Jon, I am guessing that our new member here is trying to find a way around the import taxes & duties to Sweden


----------



## JBroida (Apr 1, 2016)

whoops... totally didnt read anything other than the last post... my bad. its been a long day already


----------



## mqphoto (Apr 2, 2016)

Haha Matus, you can't have everything in a smooth way but still for 3-4 stones and maybe a knife I would accept about 30% otherwise it would be a huge fail.


----------



## mqphoto (Apr 2, 2016)

And Jon, if you can help me to decide between 1k and 2k grit, I would appreciated that =) Only stone that I have decided for is the 4K


----------



## daveb (Apr 2, 2016)

mq, Prob better to pose a question for Jon in Jon's sub-forum. Or just go with the G2K - best soaker ever.


----------



## Matus (Apr 2, 2016)

mq, I hear you. I have spent high 4 digit number on taxes and import fees on used photography equipment and later on knives. Just importing that Andy Billipp damascus gyuto would cover the complete sharpening set you are about to buy. Got me weak in the knees when I was paying that in local customs office - though I kept my smile  Very few items I bought and imported to DE passed without taxes. Just a note of warning - I do not know how the things are in Sweden, but in Germany I have to bring proof of payment - the declared value rarely pays any importance.


----------



## mqphoto (Apr 3, 2016)

Matus said:


> mq, I hear you. I have spent high 4 digit number on taxes and import fees on used photography equipment and later on knives. Just importing that Andy Billipp damascus gyuto would cover the complete sharpening set you are about to buy. Got me weak in the knees when I was paying that in local customs office - though I kept my smile  Very few items I bought and imported to DE passed without taxes. Just a note of warning - I do not know how the things are in Sweden, but in Germany I have to bring proof of payment - the declared value rarely pays any importance.

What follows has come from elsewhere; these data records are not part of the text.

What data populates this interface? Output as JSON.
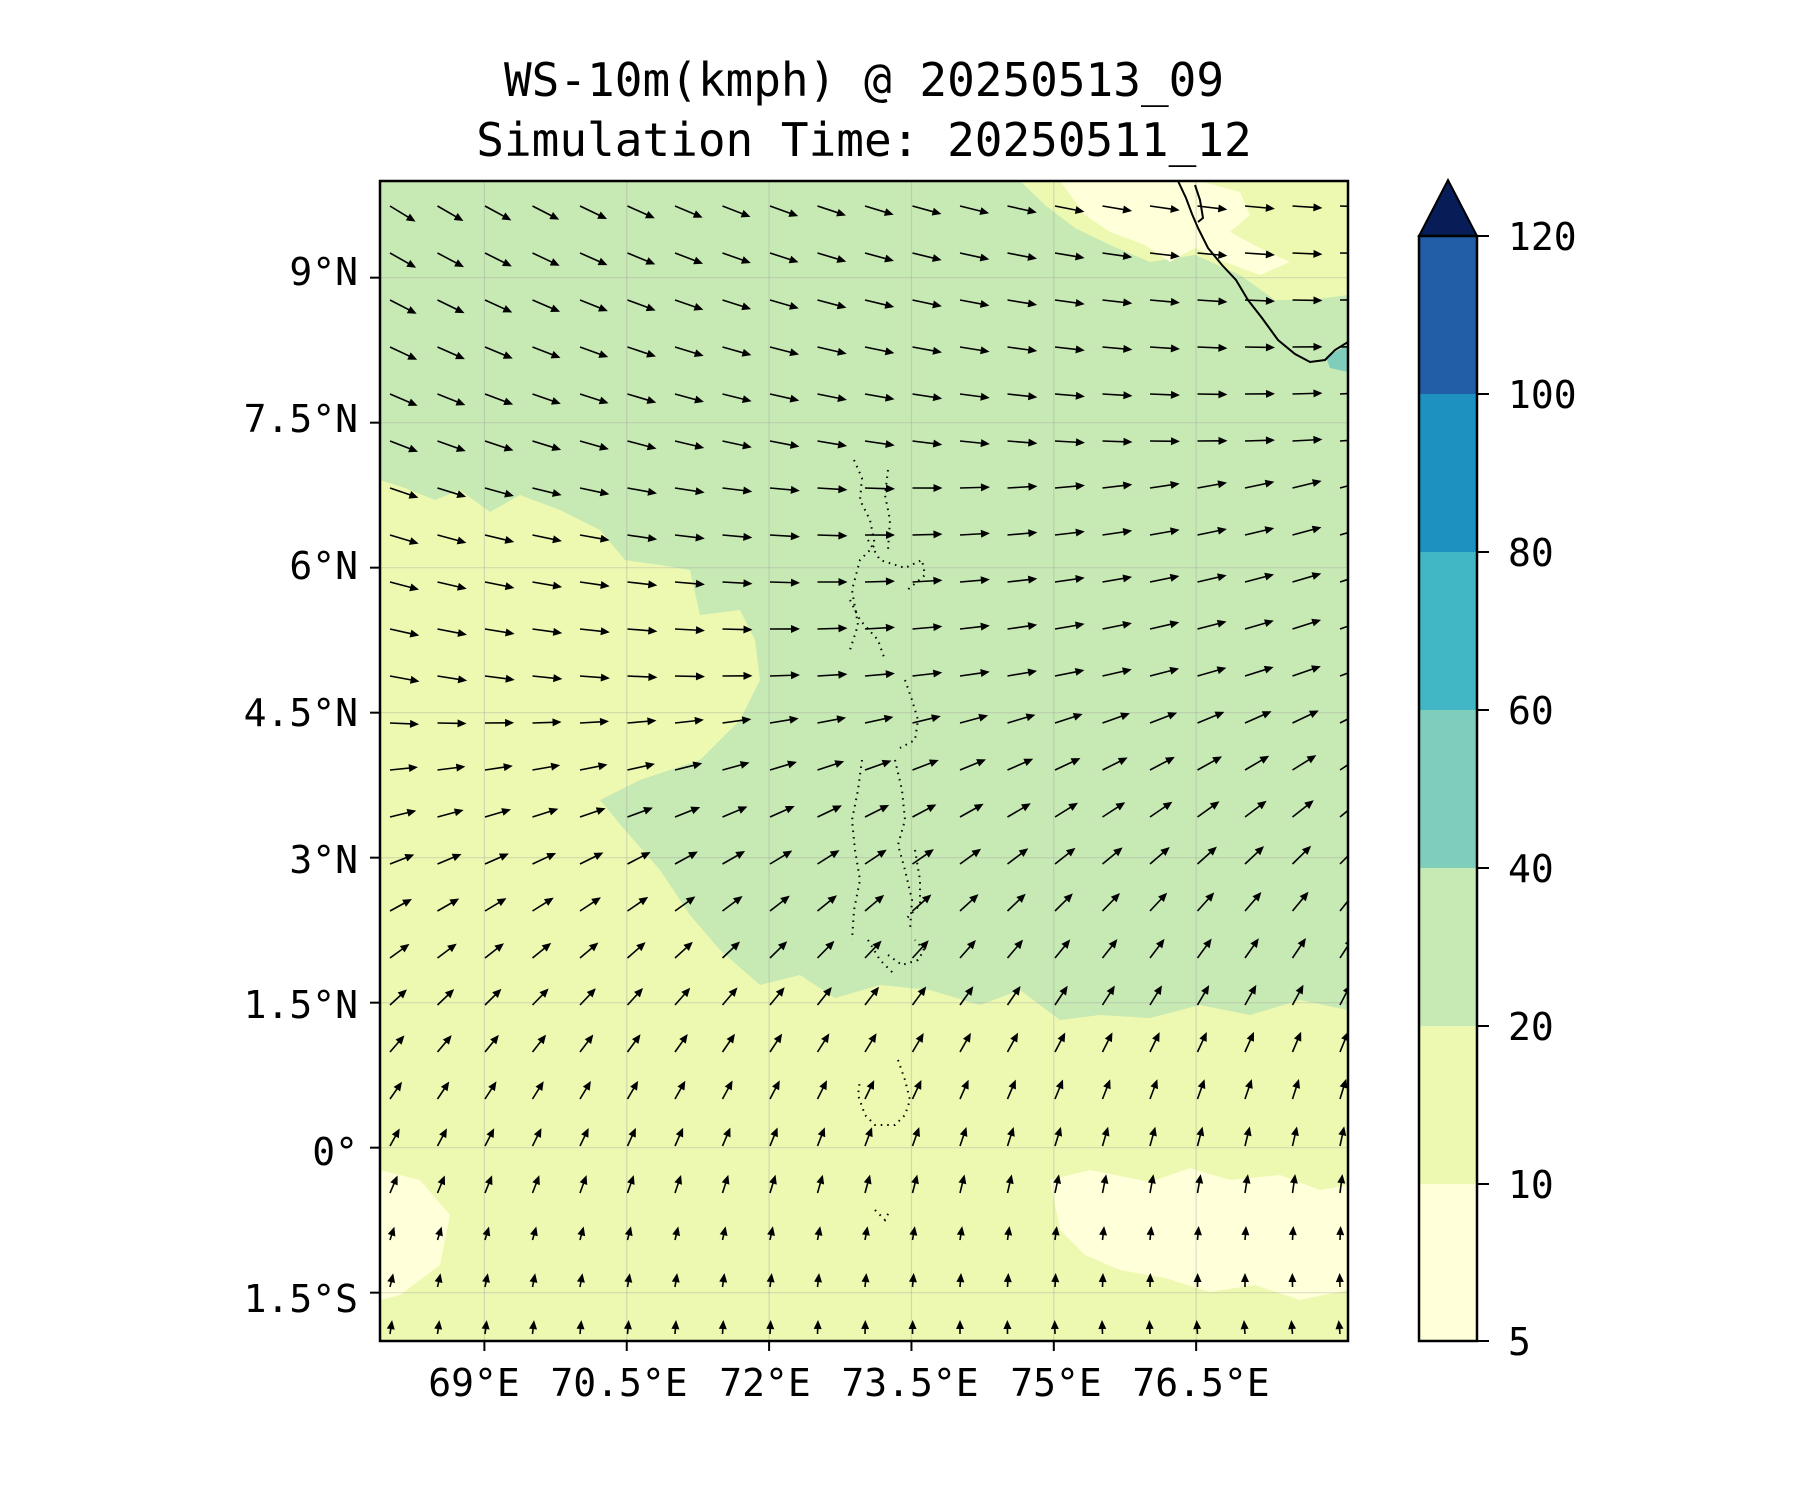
{
  "title": {
    "line1": "WS-10m(kmph) @ 20250513_09",
    "line2": "Simulation Time: 20250511_12"
  },
  "map": {
    "lon_range": [
      67.9,
      78.1
    ],
    "lat_range": [
      -2.0,
      10.0
    ],
    "lon_ticks": [
      69,
      70.5,
      72,
      73.5,
      75,
      76.5
    ],
    "lon_tick_labels": [
      "69°E",
      "70.5°E",
      "72°E",
      "73.5°E",
      "75°E",
      "76.5°E"
    ],
    "lat_ticks": [
      9,
      7.5,
      6,
      4.5,
      3,
      1.5,
      0,
      -1.5
    ],
    "lat_tick_labels": [
      "9°N",
      "7.5°N",
      "6°N",
      "4.5°N",
      "3°N",
      "1.5°N",
      "0°",
      "1.5°S"
    ],
    "gridlines": true,
    "arrow_color": "#000000",
    "coastline_color": "#000000"
  },
  "colorbar": {
    "levels": [
      5,
      10,
      20,
      40,
      60,
      80,
      100,
      120
    ],
    "tick_labels": [
      "5",
      "10",
      "20",
      "40",
      "60",
      "80",
      "100",
      "120"
    ],
    "colors": [
      "#ffffd9",
      "#edf8b1",
      "#c7e9b4",
      "#7fcdbb",
      "#41b6c4",
      "#1d91c0",
      "#225ea8",
      "#253494"
    ],
    "extend_color": "#081d58",
    "extend": "max"
  }
}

Matus, I understand that as well. I did work as photographer for about 8 years and know what you mean. The way to go today is if some friend send you the package. 

Are you a Nikon or Canon fan?

And yeah, now I have decided on two stones. 2K and the 4K.

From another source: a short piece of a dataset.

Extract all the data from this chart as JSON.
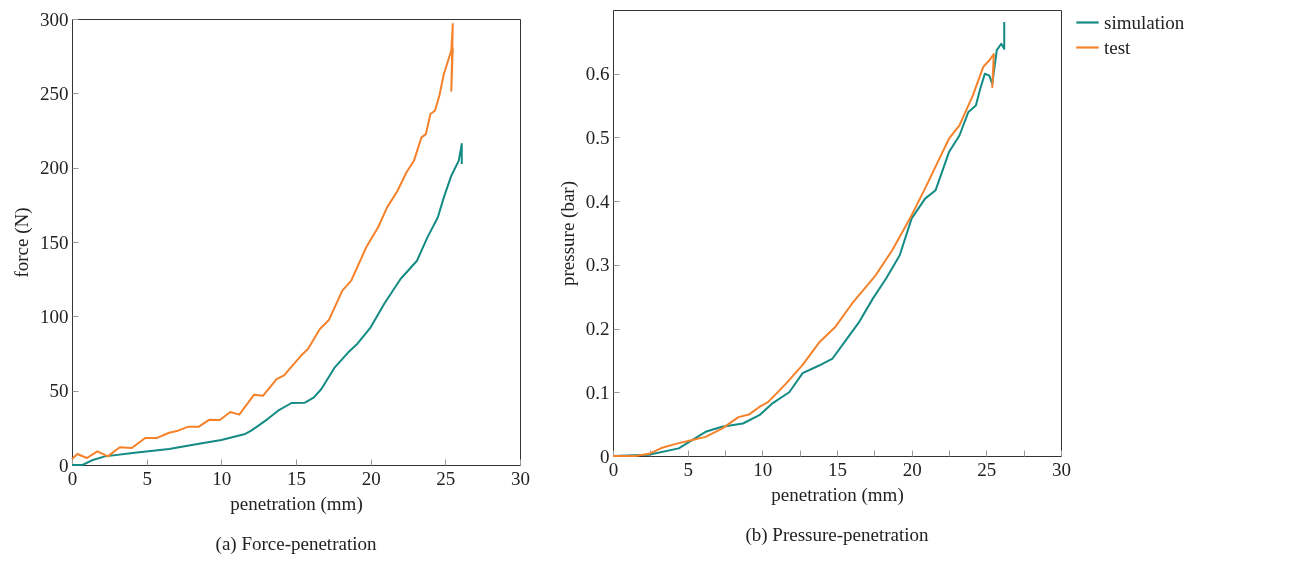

Most of my knifes are carbon steel, so 6K or the 8K for finishing stone?


----------



## Matus (Apr 3, 2016)

Until our little girl was born I was shooting 4x5", Mamiya 6 and Rolleiflex T + Nikon V1. From the film cameras I only have today Rolleiflex 2.8E fully restored with Maxwell focusing screen. My main digital system is m43 - Olympus EM5II with 12-40 and 40-150 pro lenses. I need to add some prime lenses once I will not spend every free Euro on knifemaking tools 

back on topic 

If I were you I would get the 2K followed by either 4k (serious bite) or Synthetic Natural (excellent balance of bite and fine edge, I am starting to love this stone) and should you want anything beyond that, than just add some 'basic' natural stone like Takashima Awasedo or Hakka from Maxim.

The truth is, that unless you really like very fine, 'polished' edge, than the Synthetic Natural will be all that you need on the fine end. It truly is a great stone. I would say - if you want to go higher get the 2k, 4k and natural stone (or the 8k - that one should be great too, but I have never used it), if you plan to stop at around 4k edge, than get 2k and Synthetic natural (and you will still be able to add natural later should you wish).

Should you later want to make some kasumi finish on wide or single bevel knives, than you will anyhow need too add 1-2 more soft, muddy stones.


----------



## daveb (Apr 3, 2016)

I like to go from a 4K to a JNat when I want a highly refined edge.

I believe Matus is selling a very nice one (though not particularly forgiving?) on bst now. JKI has a Takeshima (sp?) that is a little softer and more forgiving and of course JNS has a large selection.


----------



## mqphoto (Apr 3, 2016)

First thumbs up on your camera equipment, you are old school and that's great. 

Witch Synthetic natural you mean?

Thank you for your help


----------



## Matus (Apr 3, 2016)

mq, Gesshin Synthetic Natural of course 

That is actuallt a very nice to use stone (lv 2.5, so on the soft side), makes up nice mud with nagura. A little finer than Hakka, or Takashima. I will not cry if it will not sell


----------



## mark76 (Apr 3, 2016)

[edit : something went wrong, but there must be something wrong with any European knife lover willingly not participating in the Gesshin stone pass-around  ]


----------



## mqphoto (Apr 3, 2016)

Mark, I want to buy the stones directly. The passaround is for people who to try them first. I wanna buy them instead =)

I'm going to look into it


----------



## berko (Apr 3, 2016)

> there must be something wrong with any European knife lover willingly not participating in the Gesshin stone pass-around


+1


----------